We wanted to explore the capabilities of the new Arduino Uno Q as soon as we heard it was available to us.

What it does

We decided to use the Modulino Movement’s gyroscope to point the Arduino in any direction and see what stars and constellations are visible.

How we built it

This took more complicated math than we imagined. We first determined the yaw, pitch, and roll of the gyroscope then created a 3x3 matrix that would represent the coordinate plane relative to the gyroscope. We then applied this matrix to each star vector in our database, converted the star vectors to 2D, and adjusted their color and radius. We use a WebSocket to send the coordinates of each frame to the frontend.

Challenges we ran into

We had some challenges used the Arduino library, because the documentation is slightly barebones, but we were able to overcome this when we realized that the Arduino Brick, WebUI, is a wrapper for FastAPI, allowing us to fix many of our networking issues. We experienced a ton of latency because we were using REST and polling, but we were able to fix this by switching to a WebSocket which reduced the overhead per frame.

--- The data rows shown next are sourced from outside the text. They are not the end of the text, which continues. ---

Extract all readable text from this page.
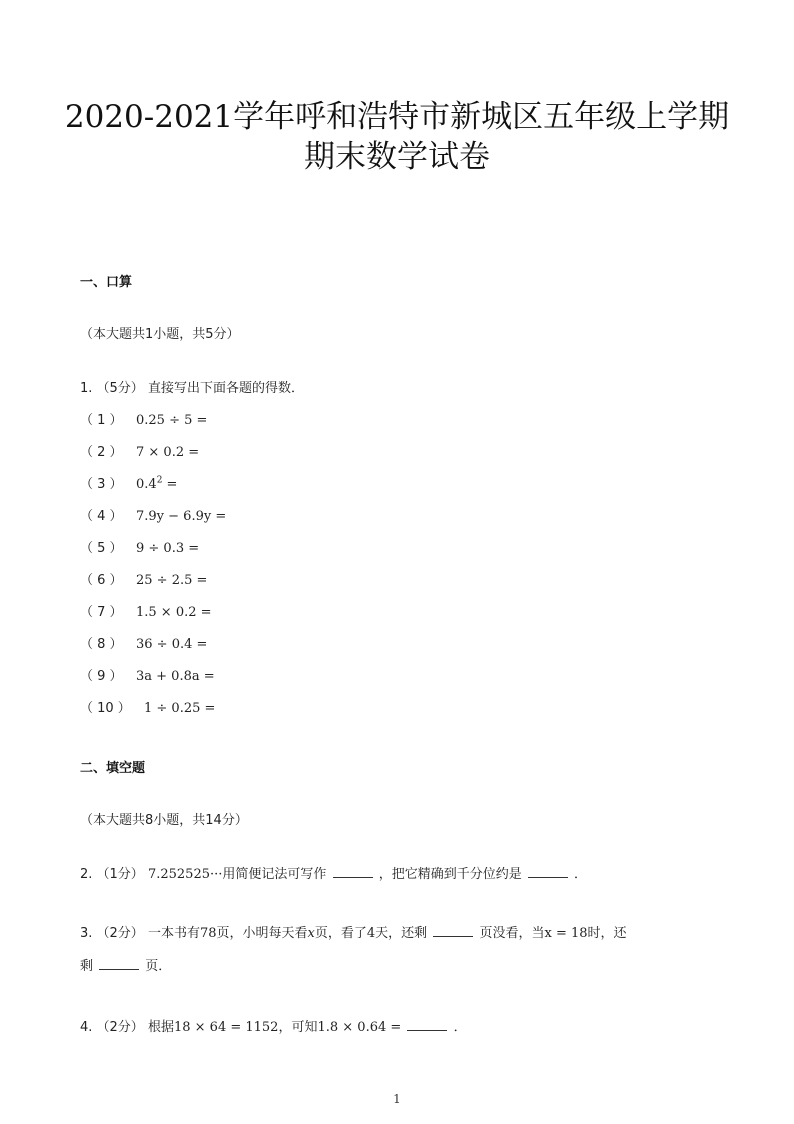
2020-2021学年呼和浩特市新城区五年级上学期
期末数学试卷
一、口算
（本大题共1小题，共5分）
1. （5分） 直接写出下面各题的得数．
（ 1 ） 0.25 ÷ 5 =
（ 2 ） 7 × 0.2 =
（ 3 ） $0.4^2$ =
（ 4 ） 7.9y − 6.9y =
（ 5 ） 9 ÷ 0.3 =
（ 6 ） 25 ÷ 2.5 =
（ 7 ） 1.5 × 0.2 =
（ 8 ） 36 ÷ 0.4 =
（ 9 ） 3a + 0.8a =
（ 10 ） 1 ÷ 0.25 =
二、填空题
（本大题共8小题，共14分）
2. （1分） 7.252525···用简便记法可写作	，把它精确到千分位约是	．
3. （2分） 一本书有78页，小明每天看x页，看了4天，还剩	页没看，当x = 18时，还
剩	页．
4. （2分） 根据18 × 64 = 1152，可知1.8 × 0.64 =	．
1
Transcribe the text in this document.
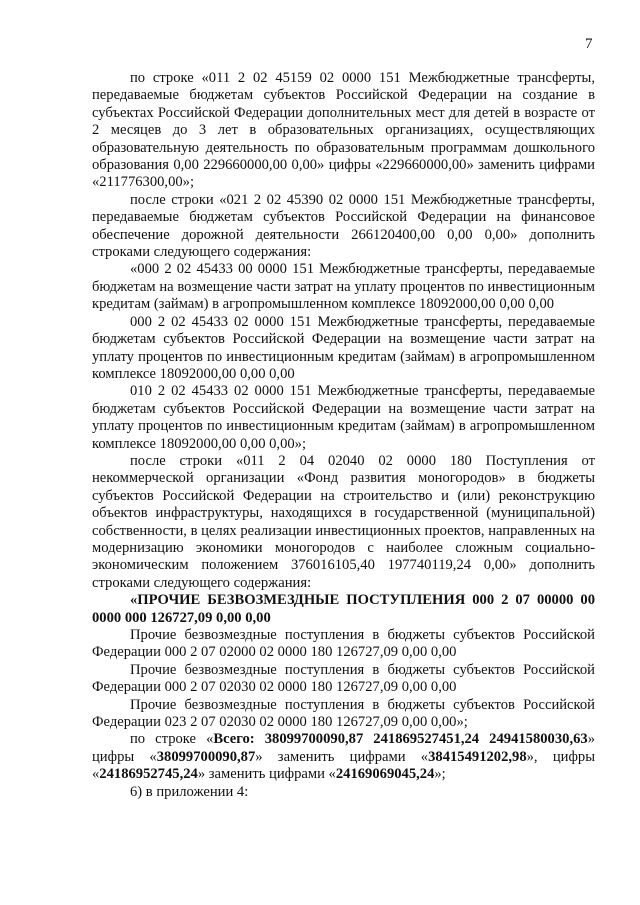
7

по строке «011 2 02 45159 02 0000 151 Межбюджетные трансферты, передаваемые бюджетам субъектов Российской Федерации на создание в субъектах Российской Федерации дополнительных мест для детей в возрасте от 2 месяцев до 3 лет в образовательных организациях, осуществляющих образовательную деятельность по образовательным программам дошкольного образования 0,00 229660000,00 0,00» цифры «229660000,00» заменить цифрами «211776300,00»;

после строки «021 2 02 45390 02 0000 151 Межбюджетные трансферты, передаваемые бюджетам субъектов Российской Федерации на финансовое обеспечение дорожной деятельности 266120400,00 0,00 0,00» дополнить строками следующего содержания:

«000 2 02 45433 00 0000 151 Межбюджетные трансферты, передаваемые бюджетам на возмещение части затрат на уплату процентов по инвестиционным кредитам (займам) в агропромышленном комплексе 18092000,00 0,00 0,00

000 2 02 45433 02 0000 151 Межбюджетные трансферты, передаваемые бюджетам субъектов Российской Федерации на возмещение части затрат на уплату процентов по инвестиционным кредитам (займам) в агропромышленном комплексе 18092000,00 0,00 0,00

010 2 02 45433 02 0000 151 Межбюджетные трансферты, передаваемые бюджетам субъектов Российской Федерации на возмещение части затрат на уплату процентов по инвестиционным кредитам (займам) в агропромышленном комплексе 18092000,00 0,00 0,00»;

после строки «011 2 04 02040 02 0000 180 Поступления от некоммерческой организации «Фонд развития моногородов» в бюджеты субъектов Российской Федерации на строительство и (или) реконструкцию объектов инфраструктуры, находящихся в государственной (муниципальной) собственности, в целях реализации инвестиционных проектов, направленных на модернизацию экономики моногородов с наиболее сложным социально-экономическим положением 376016105,40 197740119,24 0,00» дополнить строками следующего содержания:

«ПРОЧИЕ БЕЗВОЗМЕЗДНЫЕ ПОСТУПЛЕНИЯ 000 2 07 00000 00 0000 000 126727,09 0,00 0,00

Прочие безвозмездные поступления в бюджеты субъектов Российской Федерации 000 2 07 02000 02 0000 180 126727,09 0,00 0,00

Прочие безвозмездные поступления в бюджеты субъектов Российской Федерации 000 2 07 02030 02 0000 180 126727,09 0,00 0,00

Прочие безвозмездные поступления в бюджеты субъектов Российской Федерации 023 2 07 02030 02 0000 180 126727,09 0,00 0,00»;

по строке «Всего: 38099700090,87 241869527451,24 24941580030,63» цифры «38099700090,87» заменить цифрами «38415491202,98», цифры «24186952745,24» заменить цифрами «24169069045,24»;

6) в приложении 4:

Accomplishments that we're proud of

We are proud of our linear algebra pipeline and our use of the new Arduino tools. We are also proud of our beautiful frontend.

What we learned

We learned how to apply linear algebra to a 3D space to make our calculations more efficient. We also learned how to use the Arduino Uno Q.

What's next for Viewfinder

We were able to run the Viewfinder server on the Arduino wirelessly, but it still needed the wire for power. In the future, we hope to have truly wireless capabilities.